C.S. Lewis in one of this early writings, the problem of pain, speaks of the goodness of God. He writes that if we merely see the goodness of God through the lens of his kindness, then essentially we are missing out on the depth of His care; It is shortsighted. Maybe this seems far off from the topic of waiting. But- let’s look deeper here. Do we equate the times of waiting with His kindness and His closeness? Or rather, do we feel that the Father is far off, possibly abandoned us altogether as we wait? The unclarity may feel like silence.
Could it be that the waiting, the longing, the not-knowing, and the unresolved - that it is all a way the Father (in His goodness), uses the peripheral things and the most unclear as often the greatest opportunity for formation. For it is in mystery we discover once again that we are more weak than we ever imagined and we are far more desperate for His vision for our lives. He desires our inward being formed into His likeness, our desires reoriented, our hopes pulled back into delight in a Father who doesn’t see as we see and do as we do. No, it is for our good that this is true.

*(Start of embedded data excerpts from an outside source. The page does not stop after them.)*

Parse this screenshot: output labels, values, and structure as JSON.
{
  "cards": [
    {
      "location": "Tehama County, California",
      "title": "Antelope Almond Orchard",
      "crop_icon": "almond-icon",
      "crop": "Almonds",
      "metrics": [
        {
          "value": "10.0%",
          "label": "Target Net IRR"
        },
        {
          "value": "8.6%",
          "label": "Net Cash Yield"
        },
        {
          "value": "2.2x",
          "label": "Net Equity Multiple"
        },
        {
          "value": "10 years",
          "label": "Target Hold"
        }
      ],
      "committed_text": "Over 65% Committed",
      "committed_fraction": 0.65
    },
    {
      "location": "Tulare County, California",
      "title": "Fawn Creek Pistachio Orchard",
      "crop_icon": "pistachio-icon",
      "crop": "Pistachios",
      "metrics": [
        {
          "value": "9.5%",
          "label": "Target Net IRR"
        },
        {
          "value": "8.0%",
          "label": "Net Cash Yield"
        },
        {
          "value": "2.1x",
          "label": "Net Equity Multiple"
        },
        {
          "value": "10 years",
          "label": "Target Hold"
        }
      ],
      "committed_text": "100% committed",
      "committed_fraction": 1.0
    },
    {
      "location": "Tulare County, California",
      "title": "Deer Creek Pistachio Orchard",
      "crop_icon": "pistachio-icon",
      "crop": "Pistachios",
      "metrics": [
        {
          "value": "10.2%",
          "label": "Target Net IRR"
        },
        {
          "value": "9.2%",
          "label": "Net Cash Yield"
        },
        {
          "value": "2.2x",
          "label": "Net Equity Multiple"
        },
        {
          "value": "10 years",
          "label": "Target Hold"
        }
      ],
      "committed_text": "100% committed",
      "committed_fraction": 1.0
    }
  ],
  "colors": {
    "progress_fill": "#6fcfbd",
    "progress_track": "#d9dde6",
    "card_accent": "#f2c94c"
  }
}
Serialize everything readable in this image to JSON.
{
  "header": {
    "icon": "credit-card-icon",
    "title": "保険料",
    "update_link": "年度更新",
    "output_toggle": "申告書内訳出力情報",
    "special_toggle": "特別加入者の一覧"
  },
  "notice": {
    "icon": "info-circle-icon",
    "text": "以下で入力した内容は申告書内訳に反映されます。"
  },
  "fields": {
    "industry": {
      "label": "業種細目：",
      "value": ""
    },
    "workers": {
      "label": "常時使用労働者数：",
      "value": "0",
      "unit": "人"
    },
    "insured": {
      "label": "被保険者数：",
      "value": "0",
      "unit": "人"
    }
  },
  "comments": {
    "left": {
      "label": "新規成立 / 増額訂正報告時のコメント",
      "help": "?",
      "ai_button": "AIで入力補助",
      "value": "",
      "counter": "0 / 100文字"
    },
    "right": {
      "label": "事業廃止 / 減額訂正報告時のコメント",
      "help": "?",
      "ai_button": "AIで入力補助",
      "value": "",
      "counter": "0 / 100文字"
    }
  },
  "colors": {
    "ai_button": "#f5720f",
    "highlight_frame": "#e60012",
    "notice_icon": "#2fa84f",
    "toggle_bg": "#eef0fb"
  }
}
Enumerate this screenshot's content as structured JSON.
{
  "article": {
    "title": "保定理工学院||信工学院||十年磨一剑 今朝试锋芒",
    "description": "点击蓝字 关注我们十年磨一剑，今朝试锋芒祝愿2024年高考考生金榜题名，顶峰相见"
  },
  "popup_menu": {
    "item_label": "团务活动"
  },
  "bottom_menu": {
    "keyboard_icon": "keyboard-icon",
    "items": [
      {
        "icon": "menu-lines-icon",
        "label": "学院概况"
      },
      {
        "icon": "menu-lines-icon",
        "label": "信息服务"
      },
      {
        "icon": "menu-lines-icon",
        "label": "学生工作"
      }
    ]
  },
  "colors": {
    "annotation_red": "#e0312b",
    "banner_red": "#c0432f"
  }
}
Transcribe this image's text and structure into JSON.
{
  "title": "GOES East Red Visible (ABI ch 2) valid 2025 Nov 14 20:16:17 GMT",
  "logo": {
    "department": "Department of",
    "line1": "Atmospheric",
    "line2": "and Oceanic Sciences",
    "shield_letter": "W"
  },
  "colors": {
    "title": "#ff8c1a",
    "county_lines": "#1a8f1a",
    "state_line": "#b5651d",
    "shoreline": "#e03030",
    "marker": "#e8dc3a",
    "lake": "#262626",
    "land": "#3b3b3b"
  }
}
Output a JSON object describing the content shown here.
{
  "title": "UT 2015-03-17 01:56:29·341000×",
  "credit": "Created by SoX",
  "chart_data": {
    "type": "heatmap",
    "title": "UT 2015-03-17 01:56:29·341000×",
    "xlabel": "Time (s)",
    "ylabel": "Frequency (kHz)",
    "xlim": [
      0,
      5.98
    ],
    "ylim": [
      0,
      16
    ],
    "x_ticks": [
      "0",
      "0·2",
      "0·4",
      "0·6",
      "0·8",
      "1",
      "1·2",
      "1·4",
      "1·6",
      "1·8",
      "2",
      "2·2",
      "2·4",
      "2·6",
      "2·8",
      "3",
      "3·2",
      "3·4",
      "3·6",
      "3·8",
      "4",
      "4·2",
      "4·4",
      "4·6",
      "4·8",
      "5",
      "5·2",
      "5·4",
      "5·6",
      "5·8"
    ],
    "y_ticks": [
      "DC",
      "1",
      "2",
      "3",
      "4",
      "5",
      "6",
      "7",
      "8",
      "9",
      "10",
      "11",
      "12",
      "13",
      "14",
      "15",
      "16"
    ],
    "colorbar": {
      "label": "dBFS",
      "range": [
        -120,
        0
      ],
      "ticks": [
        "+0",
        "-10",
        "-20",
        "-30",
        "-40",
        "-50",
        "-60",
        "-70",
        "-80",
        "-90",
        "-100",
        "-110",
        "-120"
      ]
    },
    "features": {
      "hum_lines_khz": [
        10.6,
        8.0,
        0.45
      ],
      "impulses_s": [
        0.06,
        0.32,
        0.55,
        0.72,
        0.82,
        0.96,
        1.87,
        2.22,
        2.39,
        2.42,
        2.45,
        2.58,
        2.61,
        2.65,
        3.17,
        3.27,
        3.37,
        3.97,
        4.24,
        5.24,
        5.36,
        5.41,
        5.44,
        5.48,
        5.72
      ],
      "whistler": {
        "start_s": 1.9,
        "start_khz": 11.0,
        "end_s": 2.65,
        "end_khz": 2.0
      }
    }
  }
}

Surely His goodness is not shallow, not kept boxed up in our own perception of kindness or goodness (and often clarity for our lives). But perhaps, it is here where we learn to see Him as altogether kind and we surrender our waiting to His careful, loving hand.
Habakkuk 2:3 / “For still the vision awaits its appointed time; it hastens to the end—it will not lie. If it seems slow, wait for it; it will surely come; it will not delay”.
Isaiah 30:18 / “Therefore the Lord waits to be gracious to you, and therefore he exalts himself to show mercy to you. For the Lord is a God of justice; blessed are all those who wait for him”.
And so, as we wait - is it here that we discover what or whom we are waiting on? And we find Him here with us again and again. It is a person we need - not a solution.